Today, PASS is an integral part of the Alliance for a Green Revolution in Africa (AGRA).
AGRA was launched by the Rockefeller Foundation and the Bill & Melinda Gates Foundation in 2006. Its goal is to develop practical ways to improve production and income for the millions of smallholder farmers, who form the core of Africa’s dynamic but neglected agricultural sector. And a key priority for AGRA is to upgrade Africa’s seed systems.
In many ways, the work of PASS is just beginning to bear fruit in fields across the continent. Many obstacles remain to providing Africa’s smallholder farmers with the seed they need and deserve. But the program is making substantial progress.

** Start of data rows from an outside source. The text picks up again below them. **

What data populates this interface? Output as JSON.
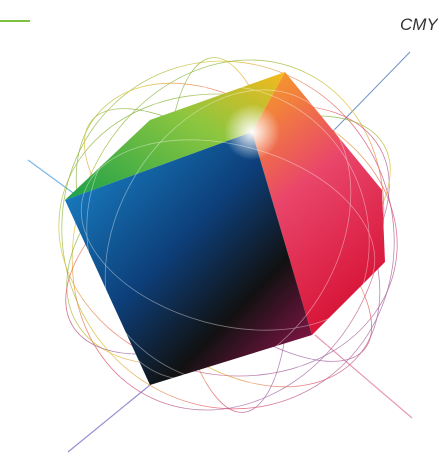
{
  "label": "CMY"
}
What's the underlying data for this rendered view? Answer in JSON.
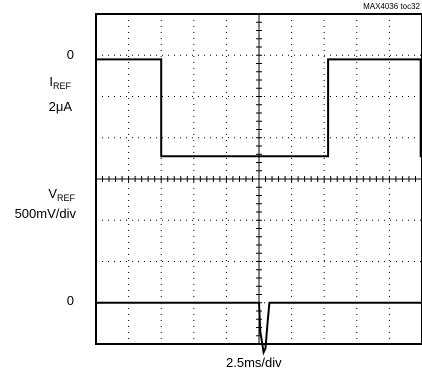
{
  "chart_data": {
    "type": "line",
    "tag": "MAX4036 toc32",
    "xlabel": "2.5ms/div",
    "x_unit": "ms",
    "xlim": [
      0,
      25
    ],
    "divisions": {
      "x": 10,
      "y": 8
    },
    "grid": true,
    "channels": [
      {
        "name": "IREF",
        "name_main": "I",
        "name_sub": "REF",
        "scale": "2μA",
        "zero_label": "0",
        "unit": "μA",
        "x": [
          0,
          5.0,
          5.0,
          17.8,
          17.8,
          24.9,
          24.9,
          25
        ],
        "values": [
          0,
          0,
          -4.7,
          -4.7,
          0,
          0,
          -4.7,
          -4.7
        ]
      },
      {
        "name": "VREF",
        "name_main": "V",
        "name_sub": "REF",
        "scale": "500mV/div",
        "zero_label": "0",
        "unit": "V",
        "x": [
          0,
          12.5,
          12.6,
          12.85,
          13.0,
          13.15,
          13.3,
          25
        ],
        "values": [
          0,
          0,
          -0.35,
          -0.6,
          -0.55,
          -0.25,
          0,
          0
        ]
      }
    ]
  }
}
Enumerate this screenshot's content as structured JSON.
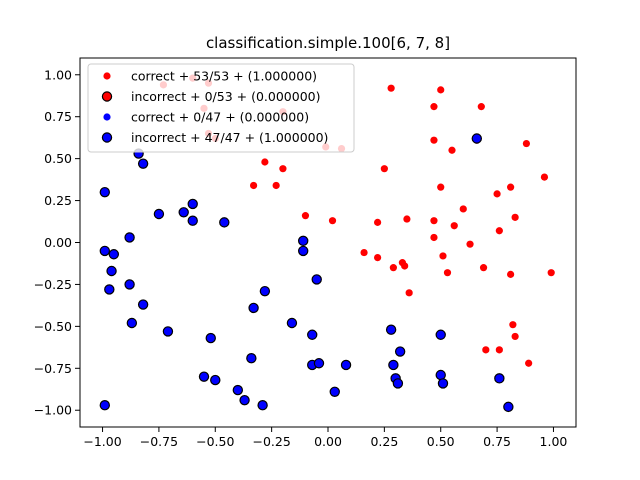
{
  "chart_data": {
    "type": "scatter",
    "title": "classification.simple.100[6, 7, 8]",
    "xlabel": "",
    "ylabel": "",
    "xlim": [
      -1.1,
      1.1
    ],
    "ylim": [
      -1.1,
      1.1
    ],
    "xticks": [
      -1.0,
      -0.75,
      -0.5,
      -0.25,
      0.0,
      0.25,
      0.5,
      0.75,
      1.0
    ],
    "xtick_labels": [
      "−1.00",
      "−0.75",
      "−0.50",
      "−0.25",
      "0.00",
      "0.25",
      "0.50",
      "0.75",
      "1.00"
    ],
    "yticks": [
      1.0,
      0.75,
      0.5,
      0.25,
      0.0,
      -0.25,
      -0.5,
      -0.75,
      -1.0
    ],
    "ytick_labels": [
      "1.00",
      "0.75",
      "0.50",
      "0.25",
      "0.00",
      "−0.25",
      "−0.50",
      "−0.75",
      "−1.00"
    ],
    "grid": false,
    "legend_position": "top-left",
    "series": [
      {
        "name": "correct + 53/53 + (1.000000)",
        "color": "#ff0000",
        "edge": "none",
        "points": [
          [
            -0.73,
            0.94
          ],
          [
            -0.6,
            0.98
          ],
          [
            -0.53,
            0.95
          ],
          [
            -0.55,
            0.8
          ],
          [
            -0.53,
            0.65
          ],
          [
            -0.5,
            0.62
          ],
          [
            -0.2,
            0.78
          ],
          [
            -0.2,
            0.44
          ],
          [
            -0.33,
            0.34
          ],
          [
            -0.28,
            0.48
          ],
          [
            -0.23,
            0.34
          ],
          [
            -0.1,
            0.16
          ],
          [
            -0.01,
            0.57
          ],
          [
            0.06,
            0.56
          ],
          [
            0.02,
            0.13
          ],
          [
            0.16,
            -0.06
          ],
          [
            0.22,
            -0.09
          ],
          [
            0.22,
            0.12
          ],
          [
            0.25,
            0.44
          ],
          [
            0.28,
            0.92
          ],
          [
            0.29,
            -0.15
          ],
          [
            0.33,
            -0.12
          ],
          [
            0.34,
            -0.14
          ],
          [
            0.35,
            0.14
          ],
          [
            0.36,
            -0.3
          ],
          [
            0.47,
            0.81
          ],
          [
            0.47,
            0.61
          ],
          [
            0.47,
            0.13
          ],
          [
            0.47,
            0.03
          ],
          [
            0.5,
            0.91
          ],
          [
            0.5,
            0.33
          ],
          [
            0.51,
            -0.08
          ],
          [
            0.53,
            -0.18
          ],
          [
            0.55,
            0.55
          ],
          [
            0.56,
            0.1
          ],
          [
            0.6,
            0.2
          ],
          [
            0.63,
            -0.01
          ],
          [
            0.66,
            0.61
          ],
          [
            0.68,
            0.81
          ],
          [
            0.69,
            -0.15
          ],
          [
            0.7,
            -0.64
          ],
          [
            0.75,
            0.29
          ],
          [
            0.76,
            0.07
          ],
          [
            0.76,
            -0.64
          ],
          [
            0.81,
            0.33
          ],
          [
            0.81,
            -0.19
          ],
          [
            0.82,
            -0.49
          ],
          [
            0.83,
            0.15
          ],
          [
            0.83,
            -0.56
          ],
          [
            0.88,
            0.59
          ],
          [
            0.89,
            -0.72
          ],
          [
            0.96,
            0.39
          ],
          [
            0.99,
            -0.18
          ]
        ]
      },
      {
        "name": "incorrect + 0/53 + (0.000000)",
        "color": "#ff0000",
        "edge": "#000000",
        "points": []
      },
      {
        "name": "correct + 0/47 + (0.000000)",
        "color": "#0000ff",
        "edge": "none",
        "points": []
      },
      {
        "name": "incorrect + 47/47 + (1.000000)",
        "color": "#0000ff",
        "edge": "#000000",
        "points": [
          [
            -0.99,
            0.3
          ],
          [
            -0.99,
            -0.05
          ],
          [
            -0.99,
            -0.97
          ],
          [
            -0.95,
            -0.07
          ],
          [
            -0.96,
            -0.17
          ],
          [
            -0.97,
            -0.28
          ],
          [
            -0.88,
            0.03
          ],
          [
            -0.88,
            -0.25
          ],
          [
            -0.87,
            -0.48
          ],
          [
            -0.84,
            0.53
          ],
          [
            -0.82,
            0.47
          ],
          [
            -0.82,
            -0.37
          ],
          [
            -0.75,
            0.17
          ],
          [
            -0.71,
            -0.53
          ],
          [
            -0.64,
            0.18
          ],
          [
            -0.6,
            0.23
          ],
          [
            -0.6,
            0.13
          ],
          [
            -0.55,
            -0.8
          ],
          [
            -0.52,
            -0.57
          ],
          [
            -0.5,
            -0.82
          ],
          [
            -0.46,
            0.12
          ],
          [
            -0.4,
            -0.88
          ],
          [
            -0.37,
            -0.94
          ],
          [
            -0.34,
            -0.69
          ],
          [
            -0.33,
            -0.39
          ],
          [
            -0.28,
            -0.29
          ],
          [
            -0.29,
            -0.97
          ],
          [
            -0.16,
            -0.48
          ],
          [
            -0.11,
            0.01
          ],
          [
            -0.11,
            -0.05
          ],
          [
            -0.07,
            -0.55
          ],
          [
            -0.07,
            -0.73
          ],
          [
            -0.04,
            -0.72
          ],
          [
            -0.05,
            -0.22
          ],
          [
            0.03,
            -0.89
          ],
          [
            0.08,
            -0.73
          ],
          [
            0.28,
            -0.52
          ],
          [
            0.29,
            -0.73
          ],
          [
            0.3,
            -0.81
          ],
          [
            0.31,
            -0.84
          ],
          [
            0.32,
            -0.65
          ],
          [
            0.5,
            -0.55
          ],
          [
            0.5,
            -0.79
          ],
          [
            0.51,
            -0.84
          ],
          [
            0.76,
            -0.81
          ],
          [
            0.8,
            -0.98
          ],
          [
            0.66,
            0.62
          ]
        ]
      }
    ]
  }
}
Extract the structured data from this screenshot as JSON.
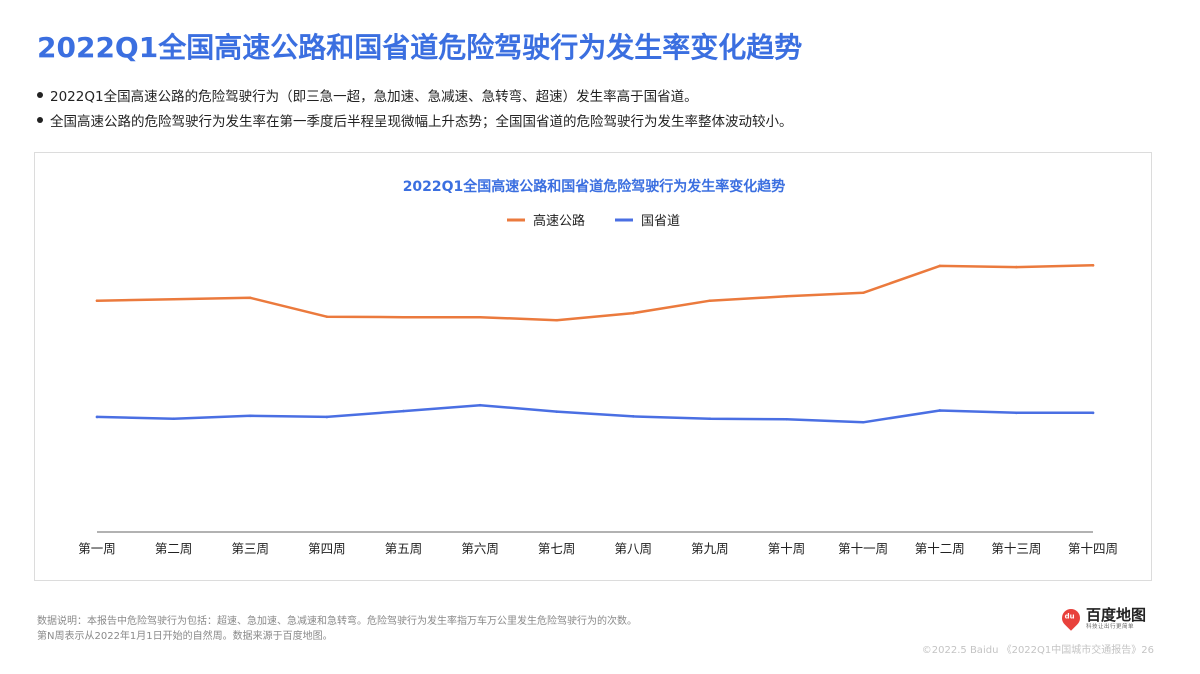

If the production from all 80 PASS-supported seed companies is added up, it constitutes the biggest seed producer working in sub-Saharan Africa today. From a mere 2,346 metric tons in 2007, annual production from PASS producers had risen, by 2014, to 80,606 metric tons of professionally certified seeds. Moreover, the companies are focusing on crop varieties endowed with traits carefully selected by local crop breeders for their compatibility with specific African agricultural environments— of which there are many.
The companies also are working with a wide range of crop types. They include improved, locally adapted varieties of maize, cassava, millet, rice, sorghum, beans, sweet potato, cowpea, groundnut, soybean, pigeon pea, sweet potato, banana, durum wheat, and bread wheat.